Cumartesi

Erzincan’daki Başbağlar köyü faciasını aklımdan bir türlü çıkartamıyorum.Halkımız şifahî, hâfızasız, tepkisiz bir haline geldiği için maalesef çabuk unutuyor.

Neydi o hadisenin özeti:

Dağlar arasına sıkışmış uzak bir köy. Kuş uçmaz, kervan geçmez, kendi halinde bir yer. Günlerden bir gün, köyü silâhlı adamlar basıyor, camiden yeni çıkmış otuz küsur vatandaşı kurşuna diziyor.

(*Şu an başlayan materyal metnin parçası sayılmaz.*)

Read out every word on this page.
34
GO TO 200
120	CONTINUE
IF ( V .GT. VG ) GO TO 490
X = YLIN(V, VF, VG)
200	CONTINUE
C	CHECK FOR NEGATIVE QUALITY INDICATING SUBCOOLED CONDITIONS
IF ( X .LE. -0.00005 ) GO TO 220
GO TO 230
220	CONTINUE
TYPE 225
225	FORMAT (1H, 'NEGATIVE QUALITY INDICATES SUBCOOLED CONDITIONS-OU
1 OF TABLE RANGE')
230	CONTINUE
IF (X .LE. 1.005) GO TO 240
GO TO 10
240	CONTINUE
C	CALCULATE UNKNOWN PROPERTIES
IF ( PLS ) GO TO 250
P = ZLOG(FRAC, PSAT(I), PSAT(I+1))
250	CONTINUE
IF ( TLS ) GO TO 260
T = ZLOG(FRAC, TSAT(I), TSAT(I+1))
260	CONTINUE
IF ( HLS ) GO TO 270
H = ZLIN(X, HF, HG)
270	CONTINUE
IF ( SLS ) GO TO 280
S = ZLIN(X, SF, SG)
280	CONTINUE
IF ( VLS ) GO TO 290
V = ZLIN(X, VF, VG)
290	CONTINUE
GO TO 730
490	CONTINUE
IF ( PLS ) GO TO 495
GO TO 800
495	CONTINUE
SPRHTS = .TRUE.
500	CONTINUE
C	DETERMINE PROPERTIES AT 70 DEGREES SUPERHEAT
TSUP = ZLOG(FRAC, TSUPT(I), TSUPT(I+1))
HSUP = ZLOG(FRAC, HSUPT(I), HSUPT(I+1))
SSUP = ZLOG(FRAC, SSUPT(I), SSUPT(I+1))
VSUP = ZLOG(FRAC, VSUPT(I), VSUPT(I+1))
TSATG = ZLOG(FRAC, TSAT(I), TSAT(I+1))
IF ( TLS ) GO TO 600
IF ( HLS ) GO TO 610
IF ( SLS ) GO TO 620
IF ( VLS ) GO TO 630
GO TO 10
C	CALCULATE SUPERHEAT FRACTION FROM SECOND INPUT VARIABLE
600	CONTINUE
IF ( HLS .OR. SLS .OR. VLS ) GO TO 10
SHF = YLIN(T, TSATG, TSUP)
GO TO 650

Kurşuna dizilenlerin ne suçu vardı? Zerre kadar suçları yoktu. Hiçbir şeye, ne etliye ne sütlüye karışmışlardı. Niçin merhametsizce öldürüldüler? Birileri ortalığı karıştırmak istiyordu.

Birileri bu memlekette Sünnî-alevî ikiliği, düşmanlığı savaşı çıkartmak istiyordu.

Maksatları neydi?

Bu memleketi, bu halkı, bu devleti yılda milyarlarca dolar sömürüyorlardı. Şimdiye kadar yekûn olarak trilyonlarca dolar vurmuşlar, hortumlamışlardı. Kendilerine büyük rantlar getiren sömürge sisteminin ilelebed pâyidar olmasını istiyorlardı.

Kısa bir müddet önce meydana gelmiş Sivas faciasını da onlar plânlamışlar, sahneye koymuşlardı. Sivas’ta olup bitenlerin “provokasyon” olduğunu zekâsı ve aklı yeterli olan herkes biliyor.

Sivas hadisesinden kısa bir müddet önce bu sütunlarda zamanın başbakanına hitaben bir açık mektup kaleme almış ve “Bu gidişle çok kötü olaylar olacak, tedbir alınız…” diyerek uyarmıştım. Aziz Nesin’i, Alevîleri, Sünnîleri hep kullandılar. Sivas hadiselerinin senaryosunu dikkatle yazdılar ve sonra başarılı bir şekilde sahnelediler.

Onların menhus saltanatı, hakimiyeti, sömürge sistemi için Türkiyelilerin birbirine düşman kamplara ayrılması; Türk-Kürt, Sünnî-Alevî, Dinci-Lâik, Sağcı-Solcu, Şucu-Bucu… cephelerine bölünmesi ve ülkede sun’î (yapay) bir gerginlik, çatışma, tepişme, çekişme havası esmesi gerekliydi.

1979’da Kahramanmaraş’taki feci hadiseler de hep provokasyon, hep önceden yazılmış senaryoların hayata geçirilmesiydi. Sivas faciasının provokasyon olduğunu Arif Sağ yazdı. Sivas’taki Alevî vatandaşların bazısı aynı iddiayı tekrarladı, medyada yankılandı.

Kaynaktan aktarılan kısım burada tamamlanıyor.